The uncovering of the plot is the excuse for some utterly pixilated comedy, a mix of rapid-fire offbeat verbal exchanges and daffy character pieces. Nick meets a gallery of suspects, including the sawdust­ covered shop teacher (George Wendt) with the obligatory missing fingers; the semi-hysterical administrator (Diane Ladd) who uses the cast on her arm for different kinds of emphasis; the crazed principal (Robert Stack) whose public address system is his lifeline, and possibly his only connection, to the world.

This movie is stuffed with black­ humored details and bizarre moments (a police SWAT team descends upon a suspect holed up in a kiddie park of elf houses). The sound­ track is full of offscreen asides that recall the layered, did-I-just-hear-­what-I-thought-I-heard gags of a Richard Lester movie. Even the romance is off-kilter, as Nick the student finds himself lusting after a teacher (Suzy Amis).

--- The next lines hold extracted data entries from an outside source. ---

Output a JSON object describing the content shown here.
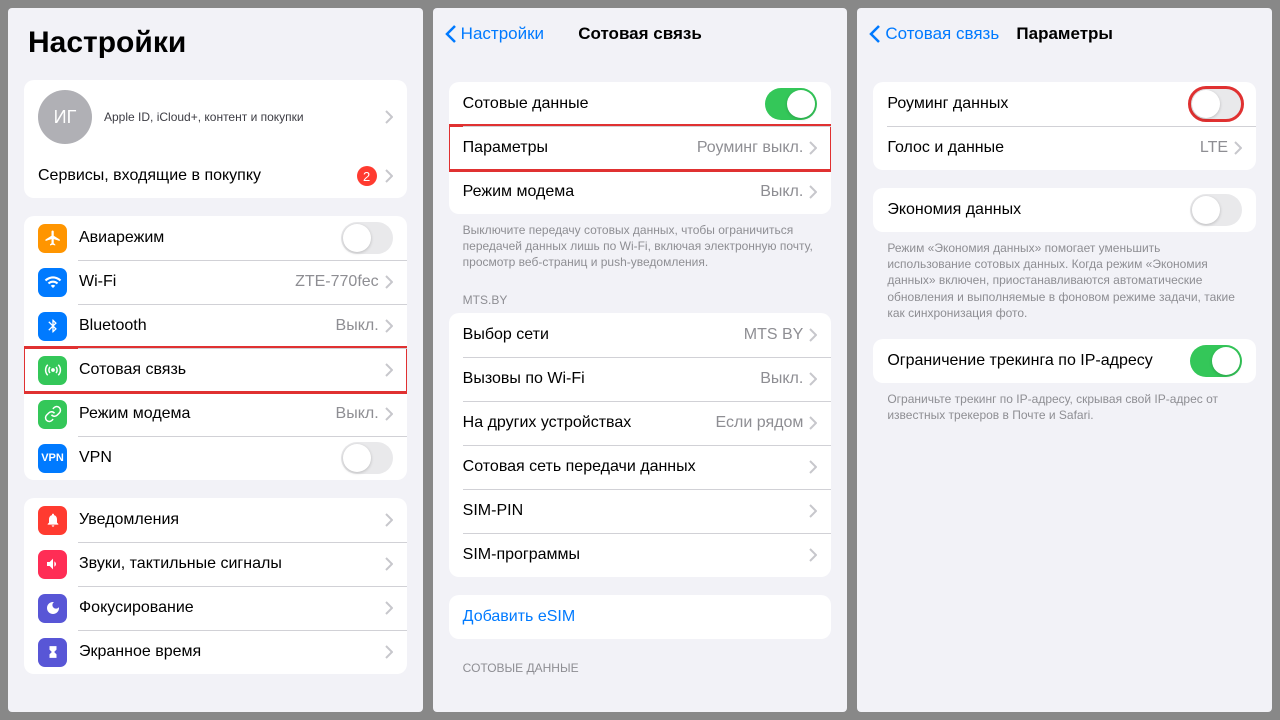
{
  "pane1": {
    "title": "Настройки",
    "appleId": {
      "initials": "ИГ",
      "subtitle": "Apple ID, iCloud+, контент и покупки"
    },
    "subscriptions_row": "Сервисы, входящие в покупку",
    "badge_count": "2",
    "items": [
      {
        "label": "Авиарежим",
        "detail": "",
        "type": "toggle",
        "state": "off",
        "iconColor": "#ff9500",
        "iconKind": "airplane"
      },
      {
        "label": "Wi-Fi",
        "detail": "ZTE-770fec",
        "type": "nav",
        "iconColor": "#007aff",
        "iconKind": "wifi"
      },
      {
        "label": "Bluetooth",
        "detail": "Выкл.",
        "type": "nav",
        "iconColor": "#007aff",
        "iconKind": "bluetooth"
      },
      {
        "label": "Сотовая связь",
        "detail": "",
        "type": "nav",
        "iconColor": "#34c759",
        "iconKind": "antenna",
        "highlight": true
      },
      {
        "label": "Режим модема",
        "detail": "Выкл.",
        "type": "nav",
        "iconColor": "#34c759",
        "iconKind": "link"
      },
      {
        "label": "VPN",
        "detail": "",
        "type": "toggle",
        "state": "off",
        "iconColor": "#007aff",
        "iconKind": "vpn"
      }
    ],
    "items2": [
      {
        "label": "Уведомления",
        "iconColor": "#ff3b30",
        "iconKind": "bell"
      },
      {
        "label": "Звуки, тактильные сигналы",
        "iconColor": "#ff2d55",
        "iconKind": "speaker"
      },
      {
        "label": "Фокусирование",
        "iconColor": "#5856d6",
        "iconKind": "moon"
      },
      {
        "label": "Экранное время",
        "iconColor": "#5856d6",
        "iconKind": "hourglass"
      }
    ]
  },
  "pane2": {
    "back": "Настройки",
    "title": "Сотовая связь",
    "rows1": [
      {
        "label": "Сотовые данные",
        "type": "toggle",
        "state": "on"
      },
      {
        "label": "Параметры",
        "detail": "Роуминг выкл.",
        "type": "nav",
        "highlight": true
      },
      {
        "label": "Режим модема",
        "detail": "Выкл.",
        "type": "nav"
      }
    ],
    "note1": "Выключите передачу сотовых данных, чтобы ограничиться передачей данных лишь по Wi-Fi, включая электронную почту, просмотр веб-страниц и push-уведомления.",
    "sectionHeader1": "MTS.BY",
    "rows2": [
      {
        "label": "Выбор сети",
        "detail": "MTS BY"
      },
      {
        "label": "Вызовы по Wi-Fi",
        "detail": "Выкл."
      },
      {
        "label": "На других устройствах",
        "detail": "Если рядом"
      },
      {
        "label": "Сотовая сеть передачи данных",
        "detail": ""
      },
      {
        "label": "SIM-PIN",
        "detail": ""
      },
      {
        "label": "SIM-программы",
        "detail": ""
      }
    ],
    "addEsim": "Добавить eSIM",
    "sectionHeader2": "СОТОВЫЕ ДАННЫЕ"
  },
  "pane3": {
    "back": "Сотовая связь",
    "title": "Параметры",
    "rows1": [
      {
        "label": "Роуминг данных",
        "type": "toggle",
        "state": "off",
        "highlight": true
      },
      {
        "label": "Голос и данные",
        "detail": "LTE",
        "type": "nav"
      }
    ],
    "rows2": [
      {
        "label": "Экономия данных",
        "type": "toggle",
        "state": "off"
      }
    ],
    "note2": "Режим «Экономия данных» помогает уменьшить использование сотовых данных. Когда режим «Экономия данных» включен, приостанавливаются автоматические обновления и выполняемые в фоновом режиме задачи, такие как синхронизация фото.",
    "rows3": [
      {
        "label": "Ограничение трекинга по IP-адресу",
        "type": "toggle",
        "state": "on"
      }
    ],
    "note3": "Ограничьте трекинг по IP-адресу, скрывая свой IP-адрес от известных трекеров в Почте и Safari."
  }
}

Up until the time when it has to start paying attention to the matter of sewing up its plot (which doesn’t make much sense, and doesn’t really need to), Plain Clothes establishes the dizziest comic atmosphere of any movie so far this year. Much credit for this goes to director Martha Coolidge, who made the entire film in Seattle and returned recently for some interviews.

While here, she talked about comedy, the form she has found herself in despite her background as a maker of substantial documentaries.

“You have to take comedy seriously,” she says. “It sounds like a contradiction in terms, but it’s true. One of the effects of TV is to dilute certain kinds of comedy. TV skits have invaded movie comedy; you can have one great scene, and that’s it. The great comedies in the world have great characters.”

Coolidge’s features, Valley Girl and Real Genius, were notable throwbacks to a more traditional kind of screwball comedy. Valley Girl, for example, may have begun life as a teen exploitation pie, but Coolidge drew out all the hot, Romeo and Juliet romance of the situation, eschewing the usual titillation of the genre. In movies, she said,”Romance and sex are more powerful the more withheld they are.”

Of casting the serious actor Arliss Howard in Plain Clothes, she says, “I always thought of this as Steve McQueen Goes to High School.” She says she wanted the contrast of the crazy things happening to the non-comedic lead, and admits, “I don’t think anybody would have thought of putting Arliss in a comedy except me.”

Her next film will probably be another comedy, but she’s also been working on a military action movie and a TV pilot full of “male bonding and humor. I’m offered a lot of women’s pictures,” she says. “Directors get typecast. A big hit would be very helpful.”

Regardless of how Plain Clothes performs at the box-office, Coolidge is a hot property.

First published in the Herald, April 15, 1988

I interviewed Coolidge a couple of times over the years; the more substantive one came for a Film Comment story about Rambling Rose, her terrific (and weirdly undersung) 1991 film. A smart filmmaker who deserved the “big hit” that might have given her more opportunities (still, an admirable collection of films).